De plus, il remarque tout de suite après qu’il « peut prendre pour règle générale que les choses que nous concevons fort clairement et distinctement sont toutes vraies » [1] ; il admet donc l’évidence comme critère de la certitude, et c’est sur ce critère qu’il s’appuie pour démontrer l’existence de Dieu. Puis, Dieu trouvé, il ajoute : « Cela même que j’ai déjà tantôt pris pour une règle, à savoir que les choses que nous concevons très clairement et très distinctement sont toutes vraies, n’est assuré qu’à cause que Dieu est ou existe[2]. » Ainsi l’évidence sert à démontrer Dieu, et Dieu à son tour assure et garantit l’évidence. Le cercle vicieux semble indéniable.

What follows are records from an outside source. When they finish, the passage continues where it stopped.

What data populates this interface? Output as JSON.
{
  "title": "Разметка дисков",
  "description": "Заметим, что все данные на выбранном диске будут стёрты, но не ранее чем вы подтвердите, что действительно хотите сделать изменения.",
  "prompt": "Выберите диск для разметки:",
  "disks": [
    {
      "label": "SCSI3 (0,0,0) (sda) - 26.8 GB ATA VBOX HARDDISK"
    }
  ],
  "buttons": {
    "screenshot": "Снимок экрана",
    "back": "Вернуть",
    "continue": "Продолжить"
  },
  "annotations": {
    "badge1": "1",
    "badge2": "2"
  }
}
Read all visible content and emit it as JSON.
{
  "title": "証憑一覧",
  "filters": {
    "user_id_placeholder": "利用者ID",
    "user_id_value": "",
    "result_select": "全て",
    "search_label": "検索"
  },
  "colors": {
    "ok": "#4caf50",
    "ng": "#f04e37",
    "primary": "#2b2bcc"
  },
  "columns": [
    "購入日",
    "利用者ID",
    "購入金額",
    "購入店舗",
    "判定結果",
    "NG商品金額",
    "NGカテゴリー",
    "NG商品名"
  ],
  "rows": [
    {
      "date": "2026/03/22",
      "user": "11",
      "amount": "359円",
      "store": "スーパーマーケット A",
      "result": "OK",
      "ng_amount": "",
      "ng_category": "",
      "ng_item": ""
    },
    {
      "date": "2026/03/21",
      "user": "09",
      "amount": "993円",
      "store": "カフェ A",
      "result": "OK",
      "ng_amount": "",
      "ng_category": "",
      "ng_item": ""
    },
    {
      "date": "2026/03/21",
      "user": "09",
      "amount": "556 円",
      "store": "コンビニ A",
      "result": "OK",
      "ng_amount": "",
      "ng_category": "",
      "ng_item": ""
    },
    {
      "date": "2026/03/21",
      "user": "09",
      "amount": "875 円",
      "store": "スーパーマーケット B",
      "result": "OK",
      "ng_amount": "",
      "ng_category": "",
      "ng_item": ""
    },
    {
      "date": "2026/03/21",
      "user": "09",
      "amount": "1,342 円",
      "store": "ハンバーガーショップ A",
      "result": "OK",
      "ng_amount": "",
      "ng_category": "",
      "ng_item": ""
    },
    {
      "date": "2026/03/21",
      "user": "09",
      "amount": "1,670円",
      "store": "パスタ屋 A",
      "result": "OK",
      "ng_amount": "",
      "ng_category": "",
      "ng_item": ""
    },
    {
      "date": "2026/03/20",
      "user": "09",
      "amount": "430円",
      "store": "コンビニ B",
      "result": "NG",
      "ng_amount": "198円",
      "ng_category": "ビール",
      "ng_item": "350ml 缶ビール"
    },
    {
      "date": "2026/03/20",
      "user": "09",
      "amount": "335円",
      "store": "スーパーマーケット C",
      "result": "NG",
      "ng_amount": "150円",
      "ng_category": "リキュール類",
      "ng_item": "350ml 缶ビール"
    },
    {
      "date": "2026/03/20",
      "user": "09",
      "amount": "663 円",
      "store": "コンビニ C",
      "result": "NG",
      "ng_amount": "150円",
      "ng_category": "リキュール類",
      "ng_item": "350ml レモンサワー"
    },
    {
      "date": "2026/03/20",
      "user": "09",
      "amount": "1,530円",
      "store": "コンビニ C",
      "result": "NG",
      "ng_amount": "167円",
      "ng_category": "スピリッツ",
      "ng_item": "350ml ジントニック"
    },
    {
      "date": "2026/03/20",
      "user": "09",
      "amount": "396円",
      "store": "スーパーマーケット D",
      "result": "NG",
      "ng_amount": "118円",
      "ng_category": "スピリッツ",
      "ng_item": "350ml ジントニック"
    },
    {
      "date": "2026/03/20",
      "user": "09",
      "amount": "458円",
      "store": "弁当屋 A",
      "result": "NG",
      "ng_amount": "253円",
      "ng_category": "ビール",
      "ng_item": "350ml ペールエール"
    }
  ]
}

La suite de pensées par laquelle Descartes croyait arriver à fonder une métaphysique présente donc au premier aspect un double vice logique, une pétition de principe au début, un cercle vicieux à la fin.

Si, pour trouver des explications, on a recours à ces Réponses aux objections si précieuses pour l’éclaircissement des points obscurs du Discours de la Méthode ou des Méditations, on tombe en des difficultés nouvelles. Descartes prévenu nie la faute logique et semble maintenant contredire les premiers textes. « Quand nous apercevons que que nous sommes des choses qui pensent, c’est une première notion qui n’est tirée d’aucun syllogisme, et lorsque quelqu’un dit : Je pense, donc je suis ou j’existe, il ne conclut pas son existence de sa pensée, comme par la force de quelque syllogisme, mais comme une chose connue de soi ; il la voit par une simple inspection de l’esprit : comme il paraît de ce que, s’il la déduisait d’un syllogisme, il aurait dû auparavant connaître cette majeure : « Tout ce qui pense est ou existe[3]. »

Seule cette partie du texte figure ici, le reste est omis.